Contrary to those like Judge Neal Gorsuch, who espouses belief in understanding and being able to divine “the original intent” of the drafters of the Constitution, the well and long established historic truth is they never imagined, envisioned, wanted or made room in that document for a two-party system.

Even though they were divided crosswise — slave states and free states, small states and large states — in drafting the document, the 39 men who signed the Constitution never contemplated that the national government would quickly descend into partisanship, much less the kind of partisan warfare that afflicts the government and the nation today.

They did not see a two-party system coming. George Washington hated it when it happened and it happened in his very first term as the nation’s very first president. That’s the story, you know, about Alexander Hamilton on the one side and Thomas Jefferson and James Madison on the other. It’s a very pricey ticket on Broadway; it’s led to a ticket no one can get punched in Washington.

In the fractious two-party system into which our constitutional government quickly evolved, the House and Senate meet a constitutional obligation to choose the leadership of each house after every election. The new, incoming House and Senate majorities and minorities meet soon after the election, even before taking office, for each party to choose its leaders in each house; and then meet on the first day of the new session to elect the presiding officers of the chambers – the speaker in the House, the majority leader in the Senate.

Of course the party with the most votes in each house, the majority, carries the day and elects their choices for speaker and majority leader. Sometimes, like now, one party controls both chambers. Sometimes there is a split.

But from those two choices flow all the rest as to control of committees, designation of committee chairmen, control of the, rules, the process, the chamber itself and of course all legislation.

It takes a majority of the House, 218 of its 435 members, to elect a speaker. But it does not necessarily take 218 votes to pass a bill in the House.

This could become exceedingly important as the Congress hurtles form one disaster to the next in the coming months, not unlike the one witnessed on the dreadful health care legislation.

You might have noticed that the media kept reporting it would take 216 votes to pass that terrible health care bill. Why is the number 216 when there are 435 seats in the House and the majority needed to elect the speaker to control the chamber is 218?

Because when the House takes up a bill for a final vote it first votes to make itself into “a committee of the whole”, in other words it becomes not the House of Representatives but a committee of the House of Representatives.

Then because all that is required to move a bill out of committee is a simple majority, by acting as a committee of the House rather than as the House of Representatives, it requires only a majority of the then sitting membership to pass something, anything.

Otherwise it becomes more difficult to get to a majority when there are vacancies in House seats and for one reason or another — deaths, resignations — there are almost always vacancies. What gives the House the authority to do this? The Constitution. It leaves it to the House and Senate to devise their own rules.

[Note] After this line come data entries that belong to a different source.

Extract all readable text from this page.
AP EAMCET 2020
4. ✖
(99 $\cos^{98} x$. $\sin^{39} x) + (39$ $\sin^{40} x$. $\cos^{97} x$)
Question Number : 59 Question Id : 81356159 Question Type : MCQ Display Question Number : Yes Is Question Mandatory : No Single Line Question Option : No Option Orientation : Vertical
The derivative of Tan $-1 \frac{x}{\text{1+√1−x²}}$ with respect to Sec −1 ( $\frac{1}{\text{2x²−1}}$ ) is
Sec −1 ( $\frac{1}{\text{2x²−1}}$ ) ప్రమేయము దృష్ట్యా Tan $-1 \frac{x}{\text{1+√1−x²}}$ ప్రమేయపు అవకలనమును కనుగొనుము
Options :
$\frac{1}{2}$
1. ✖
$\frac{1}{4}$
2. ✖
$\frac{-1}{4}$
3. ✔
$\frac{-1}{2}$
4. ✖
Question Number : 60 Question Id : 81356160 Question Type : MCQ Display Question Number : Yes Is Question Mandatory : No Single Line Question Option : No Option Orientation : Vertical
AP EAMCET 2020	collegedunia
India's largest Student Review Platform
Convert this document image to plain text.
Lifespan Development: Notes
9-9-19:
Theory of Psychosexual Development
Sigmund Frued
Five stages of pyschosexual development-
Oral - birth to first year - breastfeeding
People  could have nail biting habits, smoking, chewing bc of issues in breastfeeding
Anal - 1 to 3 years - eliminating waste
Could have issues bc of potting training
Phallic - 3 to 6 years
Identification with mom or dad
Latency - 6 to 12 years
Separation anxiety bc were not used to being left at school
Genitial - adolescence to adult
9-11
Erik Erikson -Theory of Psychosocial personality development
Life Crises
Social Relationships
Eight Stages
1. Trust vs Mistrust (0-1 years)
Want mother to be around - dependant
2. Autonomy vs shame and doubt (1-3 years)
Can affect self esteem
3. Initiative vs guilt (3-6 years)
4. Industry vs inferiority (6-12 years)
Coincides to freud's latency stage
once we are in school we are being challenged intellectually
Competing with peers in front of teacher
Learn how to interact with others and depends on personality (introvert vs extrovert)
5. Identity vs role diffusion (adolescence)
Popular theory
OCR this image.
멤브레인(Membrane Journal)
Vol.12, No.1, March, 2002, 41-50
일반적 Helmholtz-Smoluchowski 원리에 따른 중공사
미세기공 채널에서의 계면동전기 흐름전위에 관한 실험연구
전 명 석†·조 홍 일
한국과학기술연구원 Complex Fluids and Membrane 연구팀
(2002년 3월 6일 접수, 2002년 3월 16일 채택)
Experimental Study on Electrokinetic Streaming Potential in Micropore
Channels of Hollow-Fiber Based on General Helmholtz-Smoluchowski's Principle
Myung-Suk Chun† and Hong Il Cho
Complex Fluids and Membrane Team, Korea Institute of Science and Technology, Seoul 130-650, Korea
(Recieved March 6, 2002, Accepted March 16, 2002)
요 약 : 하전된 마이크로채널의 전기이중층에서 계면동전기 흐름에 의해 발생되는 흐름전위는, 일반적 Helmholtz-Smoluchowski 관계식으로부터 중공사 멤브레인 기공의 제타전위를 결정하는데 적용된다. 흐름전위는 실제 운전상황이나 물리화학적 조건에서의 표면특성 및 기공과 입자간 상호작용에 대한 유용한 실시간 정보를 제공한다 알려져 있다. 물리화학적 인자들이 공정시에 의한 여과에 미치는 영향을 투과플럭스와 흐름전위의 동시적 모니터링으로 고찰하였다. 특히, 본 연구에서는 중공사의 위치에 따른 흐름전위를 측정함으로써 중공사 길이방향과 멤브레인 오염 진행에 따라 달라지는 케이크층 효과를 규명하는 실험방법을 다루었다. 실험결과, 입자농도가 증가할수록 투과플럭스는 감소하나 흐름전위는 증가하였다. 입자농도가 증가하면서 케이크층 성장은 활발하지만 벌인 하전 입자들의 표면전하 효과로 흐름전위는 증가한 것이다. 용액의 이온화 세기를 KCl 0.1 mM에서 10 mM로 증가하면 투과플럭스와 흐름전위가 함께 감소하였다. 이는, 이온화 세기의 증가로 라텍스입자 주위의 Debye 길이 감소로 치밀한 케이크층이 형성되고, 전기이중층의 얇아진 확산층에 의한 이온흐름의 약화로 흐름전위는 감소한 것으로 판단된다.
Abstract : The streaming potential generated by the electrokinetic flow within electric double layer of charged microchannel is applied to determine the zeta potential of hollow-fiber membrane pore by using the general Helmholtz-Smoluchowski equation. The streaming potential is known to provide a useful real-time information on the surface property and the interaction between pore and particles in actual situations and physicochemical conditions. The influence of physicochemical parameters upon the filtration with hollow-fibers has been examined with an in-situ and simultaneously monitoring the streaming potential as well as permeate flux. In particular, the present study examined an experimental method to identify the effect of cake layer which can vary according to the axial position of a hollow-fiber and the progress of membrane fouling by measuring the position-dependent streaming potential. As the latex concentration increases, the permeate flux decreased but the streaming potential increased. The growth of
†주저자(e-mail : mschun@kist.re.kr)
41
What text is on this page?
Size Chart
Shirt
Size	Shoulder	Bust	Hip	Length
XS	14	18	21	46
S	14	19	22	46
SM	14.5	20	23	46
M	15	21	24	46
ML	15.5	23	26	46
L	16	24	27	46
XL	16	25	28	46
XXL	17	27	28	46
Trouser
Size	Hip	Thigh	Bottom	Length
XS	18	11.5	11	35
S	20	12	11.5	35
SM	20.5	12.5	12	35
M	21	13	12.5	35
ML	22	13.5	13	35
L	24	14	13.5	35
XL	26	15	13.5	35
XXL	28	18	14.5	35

There are presently five vacancies in the House, four because President Trump appointed four former members elected last Nov. 8 to this House to his administration. The fifth  seat  belonged to a Democrat, Xavier Becerra, who resigned to become attorney general of California after Sen. Kamala Harris, the former holder of that office, left that post to take the U.S. Senate seat she won last November.

Would  those four departed House Republicans  have made a difference on the health bill? No. The bill still would not have had the votes and none from those four, one of whom, for example, is Mike Mulvaney, who left the House to become Director of the Office of Management and Budget. Yes, the same guy who came up with eliminating Meals on Wheels. Not like Mr. Mulvaney would vote to spend a dime on someone’s health care, except his own and that of his family.

So, instead of 435 sitting members there were 430 actual members of the House when the health bill pended a vote. With the House having put itself into “committee of the whole” mode, a House majority to pass a bill is, for now, 216 votes as it would have been had the House voted on the Trump/Ryancare legislation.

So keep an eye on how many vacancies there are in the House from time to time because that will tell you how many votes it will take for whatever legislation is attempted during this session of Congress in the first two years of the Trump presidency — in the exceedingly unlikely event this congress can pass any consequential legislation.